Las conducciones sindicales (sobre todo las del sector público y del transporte) no parecen entender que la única posibilidad de que sus representados conserven sus beneficios en el largo plazo es preservar y garantizar la capacidad estatal para pagar esos costos. Los sindicatos argentinos sobresalen en su vocación por pelear por sus reclamos, pero si las administraciones públicas no protegen la necesidad de modernizarse y proceder con responsabilidad fiscal, se seguirá acentuando una progresiva declinación.
Si el comportamiento de los empleados de servicios esenciales, como los recolectores de residuos, que de la noche a la mañana dejan a la ciudad llena de basura, ya no es a favor del público, hay que modificar los convenios. Los sindicatos protegen a sus afiliados en el privilegiado sector formal. ¿Defienden los gobiernos a los ciudadanos que financian al Estado o simplemente arrugan ante el apriete?

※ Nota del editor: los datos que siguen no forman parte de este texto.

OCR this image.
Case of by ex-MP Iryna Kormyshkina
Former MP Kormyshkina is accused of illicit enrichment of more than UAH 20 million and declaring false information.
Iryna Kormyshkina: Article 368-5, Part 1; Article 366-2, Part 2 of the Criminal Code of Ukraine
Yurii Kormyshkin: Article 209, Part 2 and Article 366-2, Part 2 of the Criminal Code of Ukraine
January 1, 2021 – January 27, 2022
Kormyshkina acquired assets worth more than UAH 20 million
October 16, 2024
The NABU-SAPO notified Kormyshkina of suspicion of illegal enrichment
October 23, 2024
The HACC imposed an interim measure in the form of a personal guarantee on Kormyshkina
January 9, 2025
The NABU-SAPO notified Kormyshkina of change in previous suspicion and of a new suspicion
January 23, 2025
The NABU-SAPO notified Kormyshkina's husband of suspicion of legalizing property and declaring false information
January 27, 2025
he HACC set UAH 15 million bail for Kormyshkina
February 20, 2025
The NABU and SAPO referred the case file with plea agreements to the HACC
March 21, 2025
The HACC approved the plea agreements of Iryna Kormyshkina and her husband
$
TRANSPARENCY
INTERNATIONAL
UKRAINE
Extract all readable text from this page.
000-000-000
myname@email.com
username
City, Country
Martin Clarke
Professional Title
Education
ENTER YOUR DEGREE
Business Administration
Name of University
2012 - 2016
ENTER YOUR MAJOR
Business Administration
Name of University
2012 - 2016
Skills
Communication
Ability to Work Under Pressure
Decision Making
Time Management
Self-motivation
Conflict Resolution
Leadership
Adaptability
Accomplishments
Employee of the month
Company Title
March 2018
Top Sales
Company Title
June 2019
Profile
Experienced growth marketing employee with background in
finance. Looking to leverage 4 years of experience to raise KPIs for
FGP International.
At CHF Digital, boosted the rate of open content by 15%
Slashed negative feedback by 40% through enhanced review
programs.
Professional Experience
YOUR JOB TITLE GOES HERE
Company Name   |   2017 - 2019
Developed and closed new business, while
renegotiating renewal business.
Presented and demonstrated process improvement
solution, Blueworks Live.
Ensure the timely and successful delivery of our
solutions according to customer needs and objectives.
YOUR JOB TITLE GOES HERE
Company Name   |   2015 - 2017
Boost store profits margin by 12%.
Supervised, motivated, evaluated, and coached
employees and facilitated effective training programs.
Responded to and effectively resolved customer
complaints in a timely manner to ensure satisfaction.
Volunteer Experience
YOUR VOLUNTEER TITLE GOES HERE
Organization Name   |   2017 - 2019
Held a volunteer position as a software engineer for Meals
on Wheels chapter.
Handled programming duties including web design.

Se trata de restablecer el imperio del interés común, un haber que debe proteger con las mandíbulas apretadas una sociedad libre. Ese interés común aparece hoy entre desteñido y menoscabado en una Argentina donde la vida cotidiana tiene espasmos de conmoción perpetuos.
Entre rehenes sufridos e incendiarios sin control, mucha gente está convencida de que en este país no hay salida sin apriete, fuerza, virulencia, agravio o directamente, acción directa y perversa. En este clima, hay feriado de carnaval: mañana y pasado la Argentina se detiene para recibir al rey Momo. Como decía el genial Carlos del Peral en los años sesenta: te amo y hoy todo es hermoso.